1. A computer-implemented method for indexing a data item in a data storage system (200), the method comprising: dividing the data item into one or more large blocks; dividing each large block into a plurality of small blocks; calculating a strong hash value for each of the small blocks and storing a list of strong hash values (308) with a pointer (306) to a location of the large block (312); from the list of strong hash values (308) calculated for each large block, selecting one or more representative hash values (304) for the large block and setting a representative flag (314) for the representative hash values (304) in the list of strong hash values (308) to indicate the selection; and compiling a sparse index (302) comprising an entry for each large block, wherein each entry is based on the representative hash values (304) and the pointer (306) to the list of strong hash values (308) for each large block.

2. The method of claim 1, further comprising, in response to a change in the data item: identifying a changed large block in the data item and one or more changed small blocks; determining whether the strong hash corresponding to each changed small block is associated with a representative flag (314); and if a strong hash corresponding to a changed small block was selected as a representative hash value (304), updating the sparse index (302) by: reselecting one or more representative hash values (304) for the changed large block and resetting one or more representative flags (314) in the corresponding list of strong hash values (308); and recompiling the sparse index (302) with an updated entry for the changed large block, based on the new representative hash values (304).

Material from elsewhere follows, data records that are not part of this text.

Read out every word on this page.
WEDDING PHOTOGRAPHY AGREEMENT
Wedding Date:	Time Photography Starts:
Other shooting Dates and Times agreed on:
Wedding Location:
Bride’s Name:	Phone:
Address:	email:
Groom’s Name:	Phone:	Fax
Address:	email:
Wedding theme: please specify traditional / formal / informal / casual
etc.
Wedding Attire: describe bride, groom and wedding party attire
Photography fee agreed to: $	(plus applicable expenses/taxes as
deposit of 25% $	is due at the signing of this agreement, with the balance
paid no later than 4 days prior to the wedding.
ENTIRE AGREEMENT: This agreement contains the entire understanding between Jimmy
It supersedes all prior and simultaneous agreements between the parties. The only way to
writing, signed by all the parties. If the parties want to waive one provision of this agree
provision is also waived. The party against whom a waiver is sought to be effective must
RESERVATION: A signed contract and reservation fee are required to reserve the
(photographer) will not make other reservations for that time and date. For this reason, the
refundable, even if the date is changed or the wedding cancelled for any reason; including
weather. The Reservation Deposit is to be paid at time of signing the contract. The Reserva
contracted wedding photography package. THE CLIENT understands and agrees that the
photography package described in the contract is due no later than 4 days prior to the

3. The method of claim 2, wherein if a strong hash corresponding to a changed small block was not selected as a representative hash value (304), the method comprises updating the sparse index (302) with a probability determined by a ratio between a number of representative hash values (304) for the changed large block and a total number of strong hashes in the list of strong hash values (308) for the changed large block.

4. The method of any preceding claim, wherein selecting the representative hash values (304) uses a determinative process.

5. The method of claim 4, wherein the determinative process comprises selecting one or more largest hash values.

6. The method of any preceding claim, wherein two representative hash values (304) are selected.

7. The method of any preceding claim, wherein compiling the sparse index (302) includes calculating a weak hash for each representative hash value (304).

8. The method of any preceding claim, wherein compiling the sparse index (302) includes compressing each pointer (306) by storing a hash value of a file path for the list, an indication of the corresponding large block location within the data item and a file size indication for the data item, wherein a length of the hash value of the file path is based on the file size of the data item.

9. The method of any preceding claim, wherein the sparse index (302) is stored in a memory, and the lists of strong hash values stored in a disk storage (310).

10. The method of any preceding claim, wherein each strong hash has about 20 bytes.

11. A computer readable medium configured to store instructions which, when executed by a processor (102), cause the processor (102) to execute the method of any preceding claim.

12. A data indexing module (100, 204) for a data storage system (200), the data indexing module (100, 204) comprising one or more processors (102A-N) configured to execute the method of any one of claims 1 to 10.

13. A data storage system (200) comprising: one or more data storage units (202 A-N); and the data indexing module (100, 204) of claim 12.